PNC Financial Services Group Inc. (NYSE: PNC) reported lower-than-expected 2016 first quarter results prior to Thursday`s market trading. Opening price of the Pittsburgh-based bank decreased 2.47% to $83 per share following the announcement.
PNC reported a 1.8 percent year over year drop in revenue to $3.67 billion, which lagged Zacks consensus estimate of $3.77 billion and Thomson Reuters consensus estimate at $3.75 billion. The quarterly earnings per share also fell 4 percent to $1.68 from $1.75 in the same period last year, missing Thomson Reuters consensus estimate of $1.70.
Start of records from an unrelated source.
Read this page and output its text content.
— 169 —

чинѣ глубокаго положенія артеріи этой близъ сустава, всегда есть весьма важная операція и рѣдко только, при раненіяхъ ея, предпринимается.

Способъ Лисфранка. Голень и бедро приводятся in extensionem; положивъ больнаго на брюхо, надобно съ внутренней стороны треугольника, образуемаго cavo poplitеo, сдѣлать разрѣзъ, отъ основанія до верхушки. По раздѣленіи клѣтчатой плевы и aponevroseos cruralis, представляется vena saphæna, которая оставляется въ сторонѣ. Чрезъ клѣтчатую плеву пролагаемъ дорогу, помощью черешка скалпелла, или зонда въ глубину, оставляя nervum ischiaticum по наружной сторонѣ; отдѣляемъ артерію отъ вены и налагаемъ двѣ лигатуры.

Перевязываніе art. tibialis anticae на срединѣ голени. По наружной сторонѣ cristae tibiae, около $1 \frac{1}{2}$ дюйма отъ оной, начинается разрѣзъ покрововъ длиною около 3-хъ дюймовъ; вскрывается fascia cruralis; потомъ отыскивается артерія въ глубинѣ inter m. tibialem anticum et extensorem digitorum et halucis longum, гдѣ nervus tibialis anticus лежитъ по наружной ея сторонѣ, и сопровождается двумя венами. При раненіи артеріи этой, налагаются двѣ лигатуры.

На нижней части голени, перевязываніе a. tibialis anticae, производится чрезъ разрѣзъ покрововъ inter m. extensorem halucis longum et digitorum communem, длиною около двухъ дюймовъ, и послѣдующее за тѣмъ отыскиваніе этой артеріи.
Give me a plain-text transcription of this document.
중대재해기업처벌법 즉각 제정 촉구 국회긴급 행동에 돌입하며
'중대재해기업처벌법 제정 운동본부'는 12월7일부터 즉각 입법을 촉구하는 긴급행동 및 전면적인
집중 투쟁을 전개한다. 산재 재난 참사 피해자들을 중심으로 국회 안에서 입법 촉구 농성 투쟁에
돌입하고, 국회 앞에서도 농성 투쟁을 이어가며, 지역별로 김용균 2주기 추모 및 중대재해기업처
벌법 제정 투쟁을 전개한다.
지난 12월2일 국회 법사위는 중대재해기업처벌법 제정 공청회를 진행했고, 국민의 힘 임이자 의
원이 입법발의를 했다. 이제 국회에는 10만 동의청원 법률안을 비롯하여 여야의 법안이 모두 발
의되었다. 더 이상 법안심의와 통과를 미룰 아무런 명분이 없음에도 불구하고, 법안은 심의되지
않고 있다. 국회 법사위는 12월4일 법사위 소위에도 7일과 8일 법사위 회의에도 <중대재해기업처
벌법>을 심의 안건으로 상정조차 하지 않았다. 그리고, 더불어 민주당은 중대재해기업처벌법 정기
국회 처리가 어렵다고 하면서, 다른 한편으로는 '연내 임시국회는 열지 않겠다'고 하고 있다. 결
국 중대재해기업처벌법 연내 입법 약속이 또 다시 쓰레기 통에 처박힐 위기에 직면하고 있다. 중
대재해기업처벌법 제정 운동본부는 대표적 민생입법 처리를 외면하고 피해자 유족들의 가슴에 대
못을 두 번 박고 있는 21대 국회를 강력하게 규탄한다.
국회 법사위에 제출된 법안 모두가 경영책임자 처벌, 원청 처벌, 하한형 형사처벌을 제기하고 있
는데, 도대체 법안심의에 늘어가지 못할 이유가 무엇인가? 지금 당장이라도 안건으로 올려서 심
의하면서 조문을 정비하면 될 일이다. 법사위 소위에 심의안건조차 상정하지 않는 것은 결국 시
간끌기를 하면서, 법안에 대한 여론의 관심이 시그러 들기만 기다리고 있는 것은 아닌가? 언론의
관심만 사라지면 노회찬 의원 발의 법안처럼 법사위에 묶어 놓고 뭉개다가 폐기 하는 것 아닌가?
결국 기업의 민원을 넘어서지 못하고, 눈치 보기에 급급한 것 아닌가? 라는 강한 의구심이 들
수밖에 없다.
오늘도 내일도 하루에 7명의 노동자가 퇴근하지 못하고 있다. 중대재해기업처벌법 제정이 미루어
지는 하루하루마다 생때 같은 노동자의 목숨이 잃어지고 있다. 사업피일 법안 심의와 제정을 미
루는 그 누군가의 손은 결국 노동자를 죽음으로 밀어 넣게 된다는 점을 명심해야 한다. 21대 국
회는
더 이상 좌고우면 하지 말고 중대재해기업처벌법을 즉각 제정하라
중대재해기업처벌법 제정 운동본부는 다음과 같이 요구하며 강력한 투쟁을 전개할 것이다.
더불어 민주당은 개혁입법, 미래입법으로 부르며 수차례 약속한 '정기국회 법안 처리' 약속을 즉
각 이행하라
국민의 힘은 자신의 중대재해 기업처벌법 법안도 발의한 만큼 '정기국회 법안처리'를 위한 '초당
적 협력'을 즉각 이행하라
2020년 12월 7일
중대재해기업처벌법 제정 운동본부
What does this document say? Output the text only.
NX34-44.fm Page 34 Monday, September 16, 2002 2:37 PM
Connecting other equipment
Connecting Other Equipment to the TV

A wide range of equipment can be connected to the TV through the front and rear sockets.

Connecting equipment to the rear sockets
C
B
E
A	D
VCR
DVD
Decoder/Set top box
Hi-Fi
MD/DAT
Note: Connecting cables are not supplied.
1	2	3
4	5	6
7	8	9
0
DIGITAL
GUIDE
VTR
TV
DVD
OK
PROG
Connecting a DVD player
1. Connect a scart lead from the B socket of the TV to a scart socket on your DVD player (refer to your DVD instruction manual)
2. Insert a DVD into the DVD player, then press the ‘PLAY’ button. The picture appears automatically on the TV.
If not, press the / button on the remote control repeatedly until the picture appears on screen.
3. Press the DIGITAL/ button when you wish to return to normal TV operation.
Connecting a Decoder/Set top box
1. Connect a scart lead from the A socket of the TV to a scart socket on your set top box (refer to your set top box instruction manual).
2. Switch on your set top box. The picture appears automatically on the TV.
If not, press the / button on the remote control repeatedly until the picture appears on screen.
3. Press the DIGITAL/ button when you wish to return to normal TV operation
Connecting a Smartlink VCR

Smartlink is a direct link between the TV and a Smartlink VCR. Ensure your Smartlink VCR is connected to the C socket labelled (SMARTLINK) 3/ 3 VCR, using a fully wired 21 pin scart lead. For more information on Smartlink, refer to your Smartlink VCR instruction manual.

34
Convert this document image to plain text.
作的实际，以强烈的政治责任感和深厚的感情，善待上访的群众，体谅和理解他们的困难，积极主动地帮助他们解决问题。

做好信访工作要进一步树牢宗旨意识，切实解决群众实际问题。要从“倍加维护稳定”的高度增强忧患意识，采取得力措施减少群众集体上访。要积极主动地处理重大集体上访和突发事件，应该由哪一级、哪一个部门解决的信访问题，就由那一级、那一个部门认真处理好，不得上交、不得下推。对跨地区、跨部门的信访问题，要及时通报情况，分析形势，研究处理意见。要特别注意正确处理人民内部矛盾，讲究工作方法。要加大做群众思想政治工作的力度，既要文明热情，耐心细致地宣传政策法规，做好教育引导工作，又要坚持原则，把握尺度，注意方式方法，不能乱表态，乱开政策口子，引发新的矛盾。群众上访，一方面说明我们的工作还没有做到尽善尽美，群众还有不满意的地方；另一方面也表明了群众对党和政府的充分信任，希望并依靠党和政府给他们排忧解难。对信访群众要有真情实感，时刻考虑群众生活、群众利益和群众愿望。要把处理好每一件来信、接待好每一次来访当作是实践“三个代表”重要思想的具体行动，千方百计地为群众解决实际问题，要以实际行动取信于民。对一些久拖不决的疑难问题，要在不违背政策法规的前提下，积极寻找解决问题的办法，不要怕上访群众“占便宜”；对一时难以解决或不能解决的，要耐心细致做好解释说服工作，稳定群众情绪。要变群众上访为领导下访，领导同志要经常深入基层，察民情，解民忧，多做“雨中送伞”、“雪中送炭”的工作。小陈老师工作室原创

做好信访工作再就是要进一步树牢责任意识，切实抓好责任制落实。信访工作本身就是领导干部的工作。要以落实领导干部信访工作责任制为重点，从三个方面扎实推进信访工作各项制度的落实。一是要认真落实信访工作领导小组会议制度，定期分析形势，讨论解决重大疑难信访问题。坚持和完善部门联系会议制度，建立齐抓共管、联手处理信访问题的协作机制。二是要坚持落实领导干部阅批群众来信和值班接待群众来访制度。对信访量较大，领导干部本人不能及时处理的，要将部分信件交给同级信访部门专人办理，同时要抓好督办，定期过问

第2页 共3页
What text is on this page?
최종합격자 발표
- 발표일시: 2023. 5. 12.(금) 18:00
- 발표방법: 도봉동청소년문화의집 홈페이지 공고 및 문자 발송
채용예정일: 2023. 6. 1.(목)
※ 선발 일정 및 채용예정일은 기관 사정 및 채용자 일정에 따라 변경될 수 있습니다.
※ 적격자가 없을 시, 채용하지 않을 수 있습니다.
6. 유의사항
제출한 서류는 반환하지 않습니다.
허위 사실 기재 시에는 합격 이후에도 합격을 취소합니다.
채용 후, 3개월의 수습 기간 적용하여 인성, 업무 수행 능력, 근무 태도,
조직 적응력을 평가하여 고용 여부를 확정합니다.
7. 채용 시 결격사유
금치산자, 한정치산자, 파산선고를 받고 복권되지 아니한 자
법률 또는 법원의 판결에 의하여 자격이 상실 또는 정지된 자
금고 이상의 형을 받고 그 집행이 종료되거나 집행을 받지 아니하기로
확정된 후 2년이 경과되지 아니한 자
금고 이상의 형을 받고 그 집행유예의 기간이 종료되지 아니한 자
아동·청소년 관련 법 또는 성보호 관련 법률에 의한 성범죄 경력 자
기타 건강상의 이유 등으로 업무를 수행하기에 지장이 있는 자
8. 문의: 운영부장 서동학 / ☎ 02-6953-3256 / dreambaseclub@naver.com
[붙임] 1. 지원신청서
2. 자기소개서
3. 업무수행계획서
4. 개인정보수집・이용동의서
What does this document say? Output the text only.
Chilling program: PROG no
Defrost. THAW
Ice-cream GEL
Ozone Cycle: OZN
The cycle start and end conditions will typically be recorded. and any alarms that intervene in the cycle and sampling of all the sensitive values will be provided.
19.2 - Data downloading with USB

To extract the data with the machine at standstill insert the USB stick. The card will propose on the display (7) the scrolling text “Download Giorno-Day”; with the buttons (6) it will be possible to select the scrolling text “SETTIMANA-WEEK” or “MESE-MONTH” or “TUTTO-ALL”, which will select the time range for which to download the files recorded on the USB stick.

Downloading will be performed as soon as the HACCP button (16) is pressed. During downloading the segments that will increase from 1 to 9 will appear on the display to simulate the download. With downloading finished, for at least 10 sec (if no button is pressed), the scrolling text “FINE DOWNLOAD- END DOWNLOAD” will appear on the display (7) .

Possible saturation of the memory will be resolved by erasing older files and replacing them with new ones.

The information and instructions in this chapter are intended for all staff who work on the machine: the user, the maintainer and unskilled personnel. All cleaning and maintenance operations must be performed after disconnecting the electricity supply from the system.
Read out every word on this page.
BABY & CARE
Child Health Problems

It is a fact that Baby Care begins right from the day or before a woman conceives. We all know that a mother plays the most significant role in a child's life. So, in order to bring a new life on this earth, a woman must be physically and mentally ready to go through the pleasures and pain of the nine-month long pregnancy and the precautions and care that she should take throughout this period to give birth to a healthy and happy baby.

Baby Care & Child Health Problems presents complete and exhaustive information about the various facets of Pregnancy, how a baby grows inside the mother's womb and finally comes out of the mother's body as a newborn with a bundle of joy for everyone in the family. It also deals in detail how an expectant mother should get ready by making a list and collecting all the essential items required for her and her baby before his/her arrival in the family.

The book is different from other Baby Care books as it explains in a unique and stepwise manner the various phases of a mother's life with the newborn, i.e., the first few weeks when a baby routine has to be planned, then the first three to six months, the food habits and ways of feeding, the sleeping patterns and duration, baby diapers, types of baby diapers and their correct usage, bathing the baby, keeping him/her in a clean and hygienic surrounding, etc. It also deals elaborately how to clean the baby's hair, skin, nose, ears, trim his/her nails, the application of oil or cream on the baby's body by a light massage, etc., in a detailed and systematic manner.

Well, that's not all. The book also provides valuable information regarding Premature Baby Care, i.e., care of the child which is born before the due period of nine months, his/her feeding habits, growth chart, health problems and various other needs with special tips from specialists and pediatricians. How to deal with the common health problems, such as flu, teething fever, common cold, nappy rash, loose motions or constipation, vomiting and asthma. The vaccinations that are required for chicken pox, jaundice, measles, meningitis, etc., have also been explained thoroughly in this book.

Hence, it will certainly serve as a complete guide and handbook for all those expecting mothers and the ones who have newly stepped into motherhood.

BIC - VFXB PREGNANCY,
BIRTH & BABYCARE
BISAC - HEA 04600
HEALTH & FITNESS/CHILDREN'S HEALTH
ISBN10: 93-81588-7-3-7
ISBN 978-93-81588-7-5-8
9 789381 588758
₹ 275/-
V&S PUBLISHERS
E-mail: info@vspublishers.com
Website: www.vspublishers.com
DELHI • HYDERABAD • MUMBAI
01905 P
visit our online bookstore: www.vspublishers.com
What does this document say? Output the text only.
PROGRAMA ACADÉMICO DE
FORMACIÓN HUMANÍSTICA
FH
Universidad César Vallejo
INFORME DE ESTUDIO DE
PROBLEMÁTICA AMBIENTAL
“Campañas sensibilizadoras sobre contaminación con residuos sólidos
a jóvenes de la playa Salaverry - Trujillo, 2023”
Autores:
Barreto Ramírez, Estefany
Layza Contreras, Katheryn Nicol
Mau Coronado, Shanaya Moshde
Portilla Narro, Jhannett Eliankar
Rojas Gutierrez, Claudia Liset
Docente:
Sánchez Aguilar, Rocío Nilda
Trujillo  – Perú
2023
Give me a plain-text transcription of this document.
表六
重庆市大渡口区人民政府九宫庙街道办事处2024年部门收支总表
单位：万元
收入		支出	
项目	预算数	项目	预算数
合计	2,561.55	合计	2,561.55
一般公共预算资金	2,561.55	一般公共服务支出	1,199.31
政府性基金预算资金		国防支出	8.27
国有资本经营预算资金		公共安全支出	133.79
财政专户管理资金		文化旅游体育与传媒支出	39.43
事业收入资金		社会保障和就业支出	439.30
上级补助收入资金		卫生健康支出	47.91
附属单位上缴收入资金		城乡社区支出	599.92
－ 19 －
This is PNC`s first lower-than-expected results after four sequential earnings surprise history. The company surpassed the Zacks Consensus Estimate by an average of 4.8% in the prior four quarters. Results of the decrease were primarily affected by lower non-interest income due to weakness in equity markets and reduced capital markets activity. “PNC had solid first quarter earnings that were impacted by weaker equity markets and related fees, and continued deterioration in energy related credits,” said William S. Demchak, PNC’s chairman and chief executive, "We lowered expenses, maintained a strong balance sheet and continued to return capital to shareholders. We also saw good underlying trends in our businesses to start the year, and we expect that momentum to continue in 2016.”
Other retail banks faced similar problems with PNC. Wells Fargo & Co. reported the 5.2 percent decrease in net income. The first-quarter profit of Bank of America even plummeted 13 percent percent from a year ago. All these banks` earnings were narrowed by troubled loans in the energy industry.